VI. Defenses to Crime
Defenses to crime include self-defense, defense of others, defense of property, necessity, duress, consent, mistake, insanity, and intoxication.

VII. Conspiracy
Conspiracy is an agreement between two or more persons to commit a crime. In Utah, the crime of conspiracy is completed when one of the conspirators commits an overt act in furtherance of the conspiracy.

VIII. Attempt
An attempt to commit a crime is itself a crime. The essential elements are intent to commit the crime and a substantial step towards its commission.

IX. Accomplice Liability
An accomplice is one who aids, abets, or encourages the principal in the commission of a crime. Utah applies the natural and probable consequences doctrine, which holds an accomplice liable for any criminal acts that are the natural and probable consequences of the crime aided and abetted.

X. Case Analysis
Using the IRAC (Issue, Rule, Analysis, Conclusion) format, analyze relevant cases.

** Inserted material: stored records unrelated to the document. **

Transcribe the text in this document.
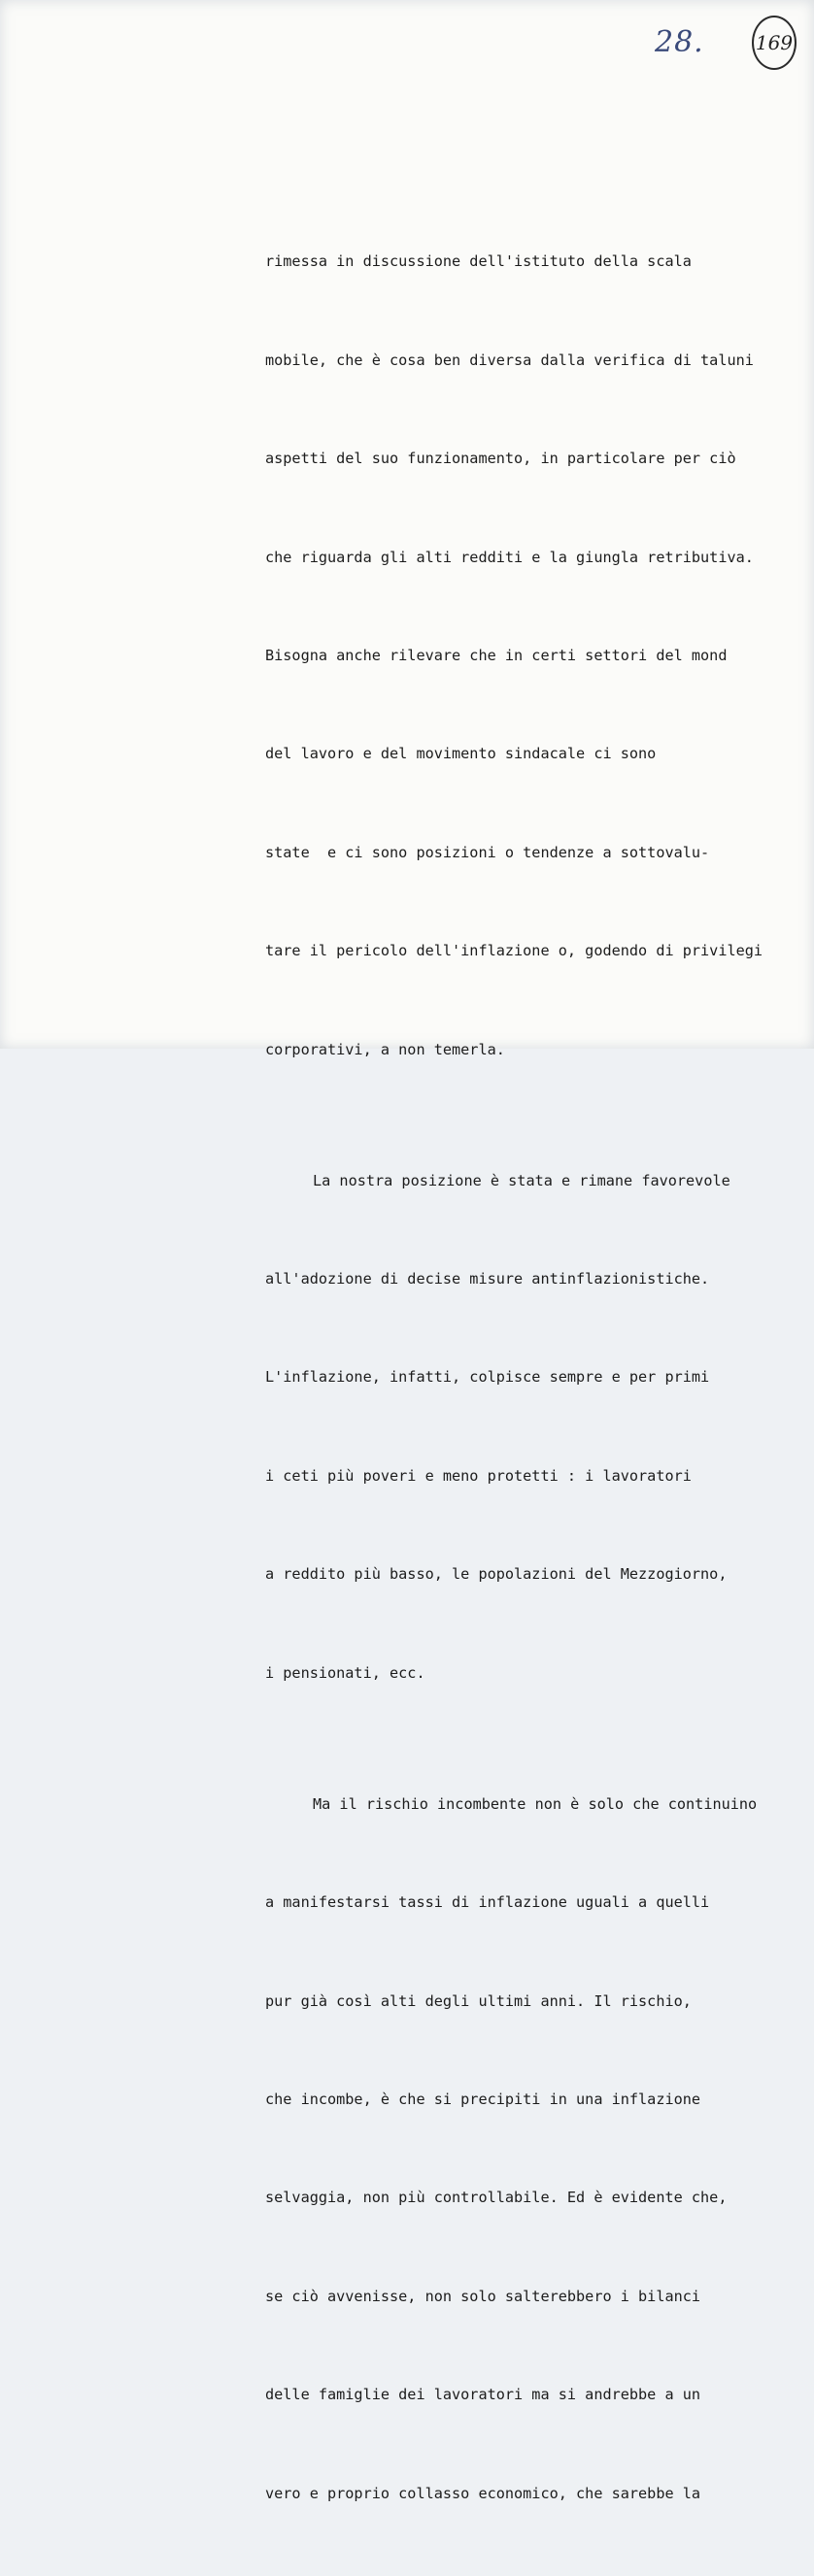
28.	169

rimessa in discussione dell'istituto della scala

mobile, che è cosa ben diversa dalla verifica di taluni

aspetti del suo funzionamento, in particolare per ciò

che riguarda gli alti redditi e la giungla retributiva.

Bisogna anche rilevare che in certi settori del mond

del lavoro e del movimento sindacale ci sono

state  e ci sono posizioni o tendenze a sottovalu-

tare il pericolo dell'inflazione o, godendo di privilegi

corporativi, a non temerla.

La nostra posizione è stata e rimane favorevole

all'adozione di decise misure antinflazionistiche.

L'inflazione, infatti, colpisce sempre e per primi

i ceti più poveri e meno protetti : i lavoratori

a reddito più basso, le popolazioni del Mezzogiorno,

i pensionati, ecc.

Ma il rischio incombente non è solo che continuino

a manifestarsi tassi di inflazione uguali a quelli

pur già così alti degli ultimi anni. Il rischio,

che incombe, è che si precipiti in una inflazione

selvaggia, non più controllabile. Ed è evidente che,

se ciò avvenisse, non solo salterebbero i bilanci

delle famiglie dei lavoratori ma si andrebbe a un

vero e proprio collasso economico, che sarebbe la
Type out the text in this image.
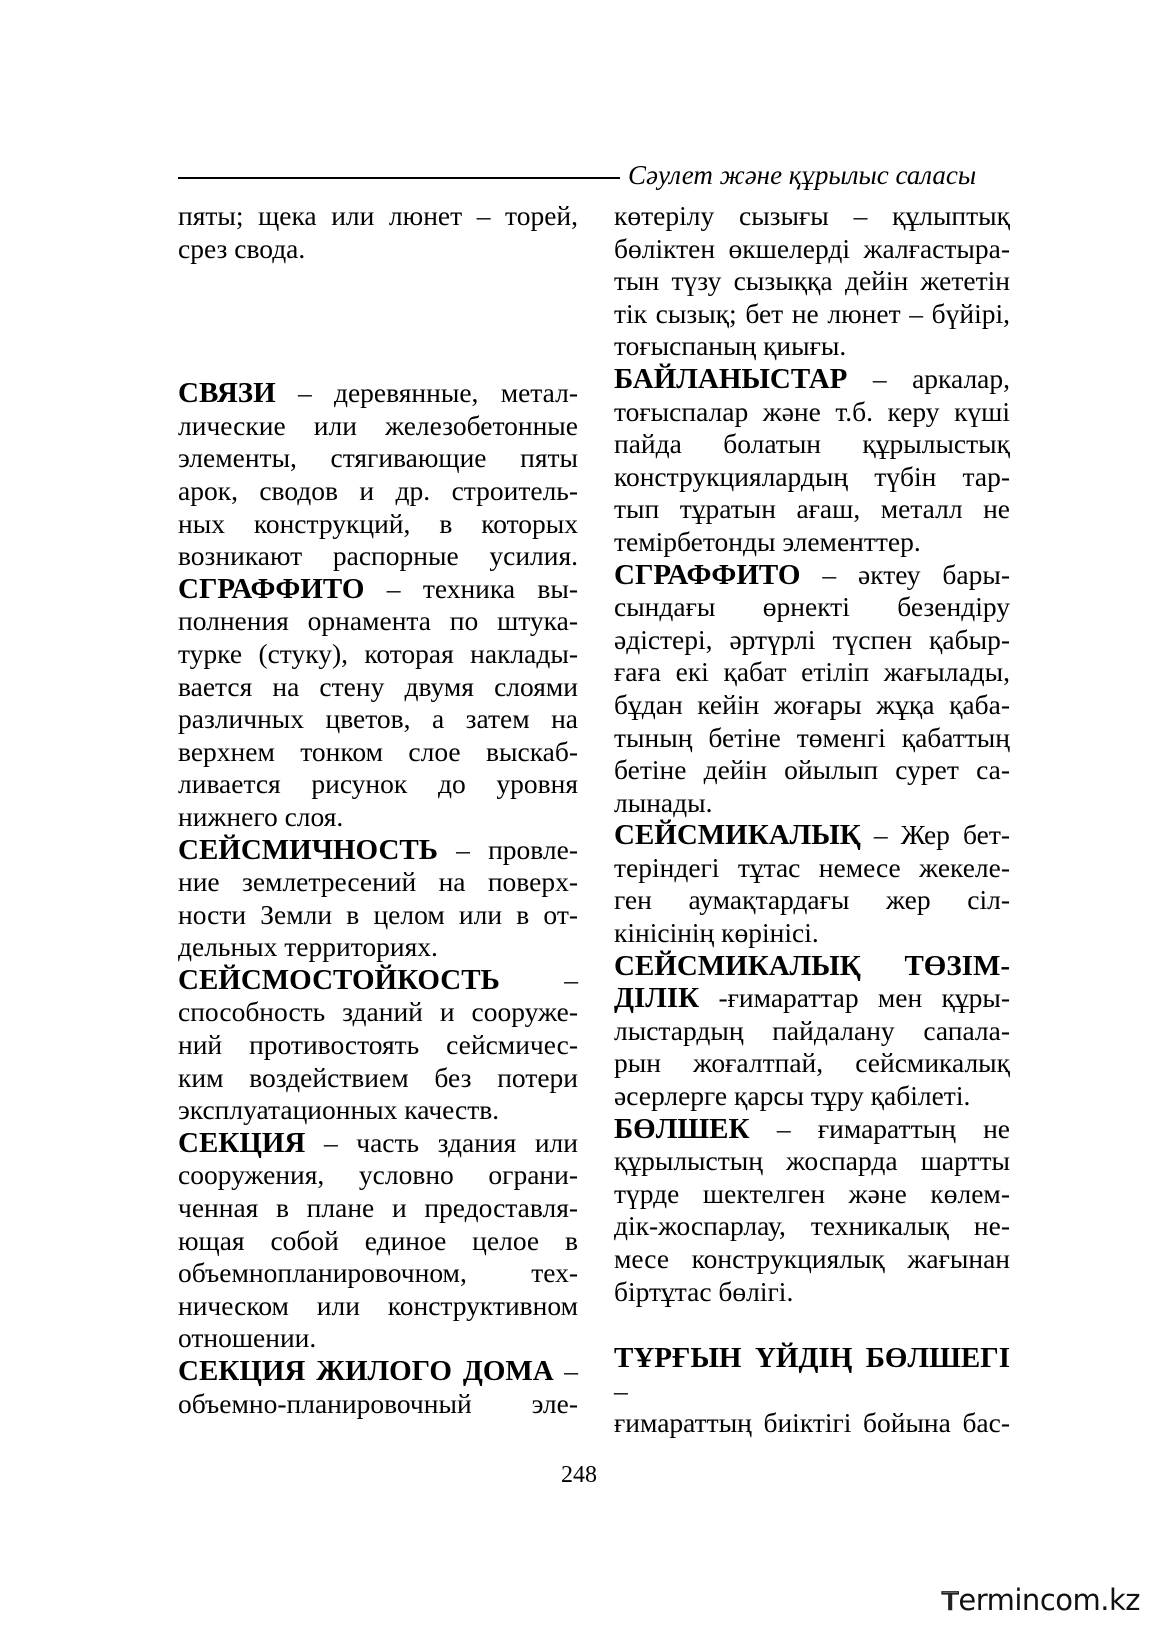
Сәулет және құрылыс саласы
пяты; щека или люнет – торей,
срез свода.
СВЯЗИ – деревянные, метал-
лические или железобетонные
элементы, стягивающие пяты
арок, сводов и др. строитель-
ных конструкций, в которых
возникают распорные усилия.
СГРАФФИТО – техника вы-
полнения орнамента по штука-
турке (стуку), которая наклады-
вается на стену двумя слоями
различных цветов, а затем на
верхнем тонком слое выскаб-
ливается рисунок до уровня
нижнего слоя.
СЕЙСМИЧНОСТЬ – провле-
ние землетресений на поверх-
ности Земли в целом или в от-
дельных территориях.
СЕЙСМОСТОЙКОСТЬ –
способность зданий и сооруже-
ний противостоять сейсмичес-
ким воздействием без потери
эксплуатационных качеств.
СЕКЦИЯ – часть здания или
сооружения, условно ограни-
ченная в плане и предоставля-
ющая собой единое целое в
объемнопланировочном, тех-
ническом или конструктивном
отношении.
СЕКЦИЯ ЖИЛОГО ДОМА –
объемно-планировочный эле-
көтерілу сызығы – құлыптық
бөліктен өкшелерді жалғастыра-
тын түзу сызыққа дейін жететін
тік сызық; бет не люнет – бүйірі,
тоғыспаның қиығы.
БАЙЛАНЫСТАР – аркалар,
тоғыспалар және т.б. керу күші
пайда болатын құрылыстық
конструкциялардың түбін тар-
тып тұратын ағаш, металл не
темірбетонды элементтер.
СГРАФФИТО – әктеу бары-
сындағы өрнекті безендіру
әдістері, әртүрлі түспен қабыр-
ғаға екі қабат етіліп жағылады,
бұдан кейін жоғары жұқа қаба-
тының бетіне төменгі қабаттың
бетіне дейін ойылып сурет са-
лынады.
СЕЙСМИКАЛЫҚ – Жер бет-
теріндегі тұтас немесе жекеле-
ген аумақтардағы жер сіл-
кінісінің көрінісі.
СЕЙСМИКАЛЫҚ ТӨЗІМ-
ДІЛІК -ғимараттар мен құры-
лыстардың пайдалану сапала-
рын жоғалтпай, сейсмикалық
әсерлерге қарсы тұру қабілеті.
БӨЛШЕК – ғимараттың не
құрылыстың жоспарда шартты
түрде шектелген және көлем-
дік-жоспарлау, техникалық не-
месе конструкциялық жағынан
біртұтас бөлігі.
ТҰРҒЫН ҮЙДІҢ БӨЛШЕГІ –
ғимараттың биіктігі бойына бас-
248
ermincom.kz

  1. Issue: Identify the key legal question that the case answers.
  2. Rule: Identify the rule of law that the court uses to address the issue.
  3. Analysis: Explain how the court applied the rule to the facts of the case.
  4. Conclusion: Summarize the court’s decision.

Case: State v. Green (Utah 1985)
Issue: Whether Green, who was in a mutually abusive relationship, could use self-defense as a defense to murder.
Rule: In Utah, self-defense is only justifiable if a person reasonably believes that force is necessary to prevent imminent death or serious bodily harm.
Analysis: The court found that Green did not reasonably believe she was in immediate danger when she shot her husband. Therefore, she could not use self-defense as a defense to murder.
Conclusion: Green’s murder conviction was upheld.

Case: State v. Norton (Utah 1991)
Issue: Whether Norton, an accomplice to a robbery, was also guilty for the murder committed during the robbery.
Rule: Under Utah law, an accomplice is liable for any criminal acts that are the natural and probable consequences of the crime aided and abetted.
Analysis: The court found that the murder was a natural and probable consequence of the robbery. Therefore, Norton was guilty of murder as an accomplice.
Conclusion: Norton’s murder conviction was upheld.

Remember, this is a study guide and not a substitute for reading the assigned material, case law, and statutes, attending lectures, and participating in class discussions. The aim is to help you organize your studies and recall key concepts.